Finding an equivalent medical device
Whenever possible, manufacturers should choose one of their own medical devices as the predicate.
They can provide details of manufacturing sites, processes, processing aids, and quality controls that aid in establishing equivalence. This level of detail would not otherwise be available if they were to select a competitor’s product as the predicate device. If a competitor’s product is selected, manufacturers would do well to choose one that has recently been cleared under 510(k) guidelines.
But what makes a device substantially equivalent? The U.S. FDA wants something that has:
- An identical intended use to the predicate; and
- Identical technological characteristics to the predicate; or
- An identical intended use to the predicate; and
- Different technological characteristics but has the same safety and effectiveness assurances; and
- Information submitted to FDA demonstrates the device is as safe and effective as a legally marketed device.

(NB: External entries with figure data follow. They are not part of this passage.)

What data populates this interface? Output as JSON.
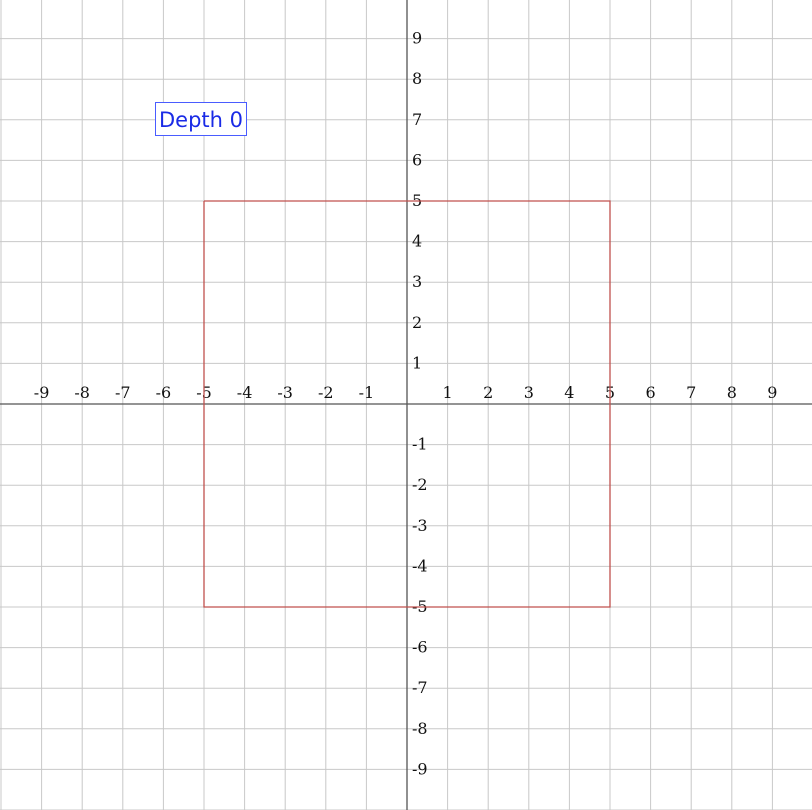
{
  "label": {
    "text": "Depth 0"
  },
  "colors": {
    "grid": "#c8c8c8",
    "axis": "#555555",
    "shape": "#c0504d",
    "label_text": "#1a2be6",
    "label_border": "#4a5cff"
  },
  "chart_data": {
    "type": "line",
    "title": "",
    "xlabel": "",
    "ylabel": "",
    "xlim": [
      -10,
      10
    ],
    "ylim": [
      -10,
      10
    ],
    "grid": true,
    "x_ticks": [
      -9,
      -8,
      -7,
      -6,
      -5,
      -4,
      -3,
      -2,
      -1,
      1,
      2,
      3,
      4,
      5,
      6,
      7,
      8,
      9
    ],
    "y_ticks": [
      -9,
      -8,
      -7,
      -6,
      -5,
      -4,
      -3,
      -2,
      -1,
      1,
      2,
      3,
      4,
      5,
      6,
      7,
      8,
      9
    ],
    "series": [
      {
        "x": [
          -5,
          5,
          5,
          -5,
          -5
        ],
        "y": [
          5,
          5,
          -5,
          -5,
          5
        ]
      }
    ]
  }
}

Manufacturers cannot distribute devices requiring a 510(k) submission until they receive a letter of SE from the FDA, which acknowledges that the device is as safe and effective as the predicate.
The process gets a little trickier if the device is novel and has no predicate. If the device has a Class I or Class II risk level, manufacturers can apply for a “De Novo” request. The U.S. FDA advises submitting a De Novo application and a pre-submission evaluation so the regulators can provide feedback or guidance before the next stage: official premarket submission.
Alternative paths to regulatory approval
The U.S. FDA has demonstrated a willingness to grant emergency use authorization (EUA) to new medical devices designed to help the fight against SARS-CoV-2 (i.e., COVID-19). EUAs extend beyond that one disease and can allow the U.S. FDA to authorize unapproved devices or unapproved uses of devices in other emergencies.
Class III medical devices that treat rare diseases or conditions can also take a less stringent path to market. Manufacturers can apply for humanitarian use designation (HUD) through the FDA’s Office of Orphan Products Development (OPD). The definition of rare in this case refers to diseases or conditions that affect no more than 8,000 individuals in the U.S.
Combination products, which contain a mix of drugs, devices and biologics, require an alternative path through the regulatory system. One of three different regulatory centers may oversee combination products’ pathways, but that determination comes down to the device’s primary mode of action. The complexity of these devices requires additional guidance from the U.S. FDA’s Office of Combination Products.
Final advice for navigating the regulatory system
The above guidance simplifies what can be a very complex process. To streamline the submission process for devices bound for the U.S. market, U.S. FDA regulators encourage manufacturers to take a more active and collaborative approach to their submissions. Part of this effort includes scheduling a pre-submission meeting with regulators to discuss the device, review testing strategies and connect with the experts on your team. Doing so can help save time and money long-term by garnering nonbinding regulatory insight on the road to a successful submission in the U.S. But the whole process can be daunting and time-consuming, especially for device manufacturers new to the U.S. market or those looking to gain regulatory clearance or approval for novel or humanitarian devices. Missing one small step in the process can cause a giant setback, so using an experienced laboratory testing partner can improve manufacturers’ chances of a smooth journey through the regulatory process.